Third, my wish-list includes being able to understand the SNP continuity in a segment. Various reports give the SNP density, how many SNPs were used in the comparison, but today we can't get a report of the actual continuity and positions of those SNPs. In other words, is the proclaimed segment comprised of a stretch that's a virtual SNP desert with most of the SNPs clustered in one or two narrow bands? Are the SNPs matching in a mostly one-after-the-other sequence, or is the mismatch allowance algorithm permitting a relatively high percentage of SNPs in the overall segment length that don't match (e.g., ignoring one or two mismatches every 50 may be permissible to the reporting utility)? This has become more of an issue with the introduction of the GSA chip and the lack of same-SNP overlap from previous tests. That's why GEDmatch had to walk-back their earlier matching defaults and move to a less rigorous threshold of a floating 200-400 matching SNPs, and why MyHeritage introduced imputation in the form of what they call "stitching": using genotype modeled information to "fill-in" missing gaps from disparate microarray data to predict two otherwise very small segments might actually be one modest one. But it's still guesswork.
Ultimately, hopefully, one day we can start using whole genome sequencing data for genealogy and rely less on predictive genotyping. Back when I did my first yDNA test in 2003, we were ecstatic when the 37-marker panel came along to help refine our results. A 37-marker match was a lot more solid than a 12-marker.
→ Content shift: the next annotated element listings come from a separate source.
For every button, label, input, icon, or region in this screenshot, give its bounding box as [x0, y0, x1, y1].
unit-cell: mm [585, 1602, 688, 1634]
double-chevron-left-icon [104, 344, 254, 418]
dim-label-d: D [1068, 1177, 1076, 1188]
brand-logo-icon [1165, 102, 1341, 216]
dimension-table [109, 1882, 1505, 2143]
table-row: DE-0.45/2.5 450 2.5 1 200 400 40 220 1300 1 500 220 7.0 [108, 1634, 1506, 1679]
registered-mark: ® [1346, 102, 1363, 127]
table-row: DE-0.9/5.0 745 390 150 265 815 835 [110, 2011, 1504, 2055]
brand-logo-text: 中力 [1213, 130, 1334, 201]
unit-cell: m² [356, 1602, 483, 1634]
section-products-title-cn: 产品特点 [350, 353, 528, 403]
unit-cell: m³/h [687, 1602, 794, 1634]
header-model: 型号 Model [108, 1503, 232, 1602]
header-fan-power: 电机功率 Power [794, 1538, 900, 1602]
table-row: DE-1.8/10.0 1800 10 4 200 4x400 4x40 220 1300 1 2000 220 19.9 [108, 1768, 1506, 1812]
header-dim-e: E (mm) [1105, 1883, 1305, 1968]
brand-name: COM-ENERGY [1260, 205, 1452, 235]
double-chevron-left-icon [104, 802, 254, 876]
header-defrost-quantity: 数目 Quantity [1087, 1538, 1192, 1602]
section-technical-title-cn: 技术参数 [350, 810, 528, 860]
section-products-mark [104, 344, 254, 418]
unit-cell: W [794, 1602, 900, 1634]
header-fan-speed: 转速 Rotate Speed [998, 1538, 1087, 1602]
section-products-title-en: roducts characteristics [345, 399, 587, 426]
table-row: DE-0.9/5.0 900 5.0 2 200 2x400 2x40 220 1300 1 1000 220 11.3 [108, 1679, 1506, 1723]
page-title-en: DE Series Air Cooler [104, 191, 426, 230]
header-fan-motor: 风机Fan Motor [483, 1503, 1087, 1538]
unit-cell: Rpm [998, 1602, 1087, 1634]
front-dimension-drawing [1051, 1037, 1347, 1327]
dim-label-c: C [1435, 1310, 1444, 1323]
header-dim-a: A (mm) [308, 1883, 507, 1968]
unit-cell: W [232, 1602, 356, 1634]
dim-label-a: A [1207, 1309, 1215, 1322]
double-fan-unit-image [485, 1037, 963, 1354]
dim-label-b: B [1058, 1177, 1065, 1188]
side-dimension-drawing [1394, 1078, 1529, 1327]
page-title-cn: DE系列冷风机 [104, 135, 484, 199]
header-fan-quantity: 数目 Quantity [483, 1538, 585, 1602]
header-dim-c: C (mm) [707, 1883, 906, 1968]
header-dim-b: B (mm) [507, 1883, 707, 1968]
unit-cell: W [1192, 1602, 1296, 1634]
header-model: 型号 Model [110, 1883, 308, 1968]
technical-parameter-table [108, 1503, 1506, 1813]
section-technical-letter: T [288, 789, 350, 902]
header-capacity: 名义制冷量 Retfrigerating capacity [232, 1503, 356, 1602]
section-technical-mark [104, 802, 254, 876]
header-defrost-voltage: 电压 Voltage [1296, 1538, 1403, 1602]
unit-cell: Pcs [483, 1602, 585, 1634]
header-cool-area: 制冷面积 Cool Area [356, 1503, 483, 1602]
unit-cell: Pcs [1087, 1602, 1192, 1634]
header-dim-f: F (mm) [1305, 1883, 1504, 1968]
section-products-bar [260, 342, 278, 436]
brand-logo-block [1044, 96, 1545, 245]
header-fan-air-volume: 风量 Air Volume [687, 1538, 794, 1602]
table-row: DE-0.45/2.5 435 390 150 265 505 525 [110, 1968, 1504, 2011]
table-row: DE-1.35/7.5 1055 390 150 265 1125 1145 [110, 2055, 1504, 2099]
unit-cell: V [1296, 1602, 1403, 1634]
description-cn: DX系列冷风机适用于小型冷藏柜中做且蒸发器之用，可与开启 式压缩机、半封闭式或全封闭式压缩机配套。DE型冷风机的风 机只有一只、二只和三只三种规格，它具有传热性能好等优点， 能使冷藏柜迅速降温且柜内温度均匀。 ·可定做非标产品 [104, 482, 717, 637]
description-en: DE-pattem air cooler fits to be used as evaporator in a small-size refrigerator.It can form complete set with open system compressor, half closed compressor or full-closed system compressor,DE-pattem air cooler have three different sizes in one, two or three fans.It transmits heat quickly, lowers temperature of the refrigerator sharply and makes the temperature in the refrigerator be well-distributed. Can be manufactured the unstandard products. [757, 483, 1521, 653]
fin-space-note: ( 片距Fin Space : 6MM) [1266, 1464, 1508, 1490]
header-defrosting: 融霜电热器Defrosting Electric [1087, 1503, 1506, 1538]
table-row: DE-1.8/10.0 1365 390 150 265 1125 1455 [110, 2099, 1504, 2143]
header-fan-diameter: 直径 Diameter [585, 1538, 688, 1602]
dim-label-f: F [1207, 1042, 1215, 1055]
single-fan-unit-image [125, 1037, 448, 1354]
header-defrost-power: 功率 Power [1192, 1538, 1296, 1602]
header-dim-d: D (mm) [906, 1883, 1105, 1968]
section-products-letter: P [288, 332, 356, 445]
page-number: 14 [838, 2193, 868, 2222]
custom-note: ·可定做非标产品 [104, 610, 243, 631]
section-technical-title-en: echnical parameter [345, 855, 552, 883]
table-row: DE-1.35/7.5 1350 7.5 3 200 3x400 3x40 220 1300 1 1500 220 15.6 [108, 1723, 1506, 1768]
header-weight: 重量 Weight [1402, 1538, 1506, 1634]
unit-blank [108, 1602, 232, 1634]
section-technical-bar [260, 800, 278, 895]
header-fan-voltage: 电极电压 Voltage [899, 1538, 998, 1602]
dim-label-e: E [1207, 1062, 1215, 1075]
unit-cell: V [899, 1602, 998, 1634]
And the more yDNA testing has progressed, the more refined those matches have become. However, some folks coming from the world of autosomal testing first tend to expect more markers tested equals more matches. It's just the reverse, though. At 12 markers I might match 5% of the whole of the UK. But with the Big Y test I match a dozen men in the genealogical timeframe of the 36 in our Williams subproject, most of those specifically recruited to participate.
I think the same is going to be true of the stage we're at with autosomal triangulation: the more research advances and the more hard data we get about our genomes, the more likely that most of the distant-cousin triangulations we see now will be negated. The biology and the probabilities just aren't on our side.